Bac à Mayotte : la polémique enfle autour de l’harmonisation des notes

La Fédération des conseils de parents d’élèves (FCPE) de Mayotte a saisi le rectorat après avoir été destinataire de plusieurs signalements faisant état de demandes adressées à des examinateurs du Grand Oral du baccalauréat afin qu’ils réévaluent certaines notes. Le rectorat affirme qu’aucun élément ne permet, à ce stade, d’établir l’existence de pressions sur les jurys et rappelle le cadre réglementaire de l’harmonisation des résultats.

L’affaire est née d’un communiqué publié le 2 juillet par la FCPE Mayotte. L’organisation y dénonçait des « informations concordantes faisant état de pressions » qui auraient été exercées sur certains membres de jury afin de revoir à la baisse les notes attribuées aux candidats. Selon la fédération, ces signalements concerneraient plusieurs lycées du département.
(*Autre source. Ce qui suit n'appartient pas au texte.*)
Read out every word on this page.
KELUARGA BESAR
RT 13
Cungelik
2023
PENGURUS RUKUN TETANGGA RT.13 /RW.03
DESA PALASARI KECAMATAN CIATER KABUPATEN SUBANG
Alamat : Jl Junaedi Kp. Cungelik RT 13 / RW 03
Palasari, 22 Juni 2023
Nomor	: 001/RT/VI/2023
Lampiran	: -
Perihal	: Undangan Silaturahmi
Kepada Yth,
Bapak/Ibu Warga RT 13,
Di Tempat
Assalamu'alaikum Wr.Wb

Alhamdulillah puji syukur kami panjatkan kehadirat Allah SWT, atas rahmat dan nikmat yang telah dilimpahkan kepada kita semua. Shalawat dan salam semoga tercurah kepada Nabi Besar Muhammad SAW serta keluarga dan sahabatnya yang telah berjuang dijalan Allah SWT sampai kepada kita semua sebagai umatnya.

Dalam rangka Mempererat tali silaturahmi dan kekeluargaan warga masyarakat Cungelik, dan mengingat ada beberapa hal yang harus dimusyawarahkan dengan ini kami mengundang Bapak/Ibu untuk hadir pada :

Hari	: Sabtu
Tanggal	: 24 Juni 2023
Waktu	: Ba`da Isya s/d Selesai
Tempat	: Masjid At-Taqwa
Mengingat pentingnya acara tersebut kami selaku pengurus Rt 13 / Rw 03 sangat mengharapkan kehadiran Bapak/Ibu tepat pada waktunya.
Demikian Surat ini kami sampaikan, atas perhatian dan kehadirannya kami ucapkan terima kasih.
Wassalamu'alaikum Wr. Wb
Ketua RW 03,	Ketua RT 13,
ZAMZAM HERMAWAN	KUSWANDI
Quelques jours plus tard, son président, Haïdar Attoumani Saïd, a adressé un courrier à la directrice de cabinet de la rectrice, accompagné d’un premier élément présenté comme un témoignage transmis par un examinateur, dont l’identité a été anonymisée.

Le message reproduit dans ce courrier indique : « Monsieur (…) vous invite à réévaluer vos notes de Grand Oral, celles-ci étant sensiblement au-dessus des moyennes académiques. Si nécessaire, merci de bien vouloir prendre contact avec le lycée (…) pour effectuer les modifications correspondantes. »

Pour la FCPE, un tel message est susceptible d’être perçu comme une remise en cause de « l’appréciation souveraine des jurys d’examen ». Sans mettre en cause nominativement des personnes ou des services, l’association estime que cette formulation est de nature à créer « un sentiment de pression » chez les examinateurs. Elle demande que « toute la lumière puisse être faite sur ces signalements » et que soient garantis « les principes d’indépendance des jurys, d’égalité de traitement des candidats et de sérénité des examens ».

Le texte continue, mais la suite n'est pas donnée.